Fleet-Server Certificate issue

Hi Community,

xpack.security.enabled: true
xpack.security.enrollment.enabled: true
# Enable encryption for HTTP API client connections, such as Kibana, Logstash, and Agents
xpack.security.http.ssl.enabled: true
xpack.security.http.ssl.key: certs/elk.key
xpack.security.http.ssl.certificate: certs/elk.cer
xpack.security.http.ssl.certificate_authorities: certs/rootCA.cer

xpack.security.transport.ssl.enabled: true
xpack.security.transport.ssl.verification_mode: certificate
xpack.security.transport.ssl.client_authentication: required
xpack.security.transport.ssl.keystore.path: certs/elastic-certificates.p12
xpack.security.transport.ssl.truststore.path: certs/elastic-certificates.p12

rootCA.cer certificate i created using openssl for testing purpose.
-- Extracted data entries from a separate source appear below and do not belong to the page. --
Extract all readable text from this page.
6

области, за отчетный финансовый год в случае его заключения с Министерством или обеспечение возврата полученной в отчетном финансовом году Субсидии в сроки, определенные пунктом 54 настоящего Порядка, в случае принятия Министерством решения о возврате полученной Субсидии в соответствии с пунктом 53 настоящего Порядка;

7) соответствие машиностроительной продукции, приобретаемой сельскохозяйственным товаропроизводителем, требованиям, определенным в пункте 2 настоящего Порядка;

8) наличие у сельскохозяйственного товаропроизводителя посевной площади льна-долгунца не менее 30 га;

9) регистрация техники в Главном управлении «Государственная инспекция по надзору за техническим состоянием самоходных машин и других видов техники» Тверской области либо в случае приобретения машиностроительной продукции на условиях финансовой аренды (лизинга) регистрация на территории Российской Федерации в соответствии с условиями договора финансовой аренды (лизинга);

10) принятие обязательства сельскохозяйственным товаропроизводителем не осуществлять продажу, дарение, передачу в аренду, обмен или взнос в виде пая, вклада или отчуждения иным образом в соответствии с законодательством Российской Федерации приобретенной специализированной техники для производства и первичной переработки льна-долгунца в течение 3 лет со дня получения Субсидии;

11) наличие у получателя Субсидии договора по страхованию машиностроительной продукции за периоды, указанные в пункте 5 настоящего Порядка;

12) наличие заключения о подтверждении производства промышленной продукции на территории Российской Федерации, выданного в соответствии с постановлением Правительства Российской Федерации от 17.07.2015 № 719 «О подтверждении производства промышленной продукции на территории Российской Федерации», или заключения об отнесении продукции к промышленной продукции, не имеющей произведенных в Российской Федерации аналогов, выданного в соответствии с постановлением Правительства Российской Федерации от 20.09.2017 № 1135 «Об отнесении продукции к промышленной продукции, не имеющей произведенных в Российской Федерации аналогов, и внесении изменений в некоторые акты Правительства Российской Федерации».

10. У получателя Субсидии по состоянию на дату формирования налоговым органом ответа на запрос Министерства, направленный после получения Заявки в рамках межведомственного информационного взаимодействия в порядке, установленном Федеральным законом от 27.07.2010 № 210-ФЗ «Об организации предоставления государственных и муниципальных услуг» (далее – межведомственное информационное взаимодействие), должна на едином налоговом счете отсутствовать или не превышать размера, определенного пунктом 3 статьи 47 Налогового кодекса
  1. Generate certificates for fleet-server
    bin/elasticsearch-certutil cert --name fleet-server --ca-cert rootCA.crt --ca-key rootCA.key --ip 139.59.2.1 --pem
  2. Run elastic-agent command to install fleet
    ./elastic-agent install --url=https://139.59.2.1:8220
    --fleet-server-es=https://139.59.2.1:9200
    --fleet-server-service-token=AAEAAWVsYXN0aWMvZmxlZXQtc2VydmVyL3Rva2VuLTE2Nzk5MzAyNTI0NTA6Y25wbVk1TnVUc3FGTE5GNUhGYjFSZw
    --fleet-server-policy=fleet-server-policy
    --certificate-authorities=/usr/share/elasticsearch/rootCA.crt
    --fleet-server-es-ca= /usr/share/elasticsearch/rootCA.crt
    --fleet-server-cert=/usr/share/elasticsearch/fleet-server/fleet-server.crt
    --fleet-server-cert-key=/usr/share/elasticsearch/fleet-server/fleet-server.key

I am getting this error

{"log.level":"info","@timestamp":"2023-03-27T20:48:28.669+0530","log.origin":{"file.name":"cmd/enroll_cmd.go","file.line":803},"message":"Fleet Server - Error - x509: cannot validate certificate for 139.59.2.1 because it doesn't contain any IP SANs","ecs.version":"1.6.0"}

Command for generating self signed ca

openssl genrsa -des3 -out rootCA.key 4096
openssl req -x509 -new -nodes -key rootCA.key -sha256 -days 1024 -out rootCA.crt

Can anyone help me out please

Can anyone help me

Hello @Aniket_Pant,

Could you specify what version of the stack are you running?

I am using 8.2 version.

Did you follow the steps in Configure SSL/TLS for self-managed Fleet Servers | Fleet and Elastic Agent Guide [8.2] | Elastic
to generate the certs?

Okay i will follow this steps and let you know.

This topic was automatically closed 28 days after the last reply. New replies are no longer allowed.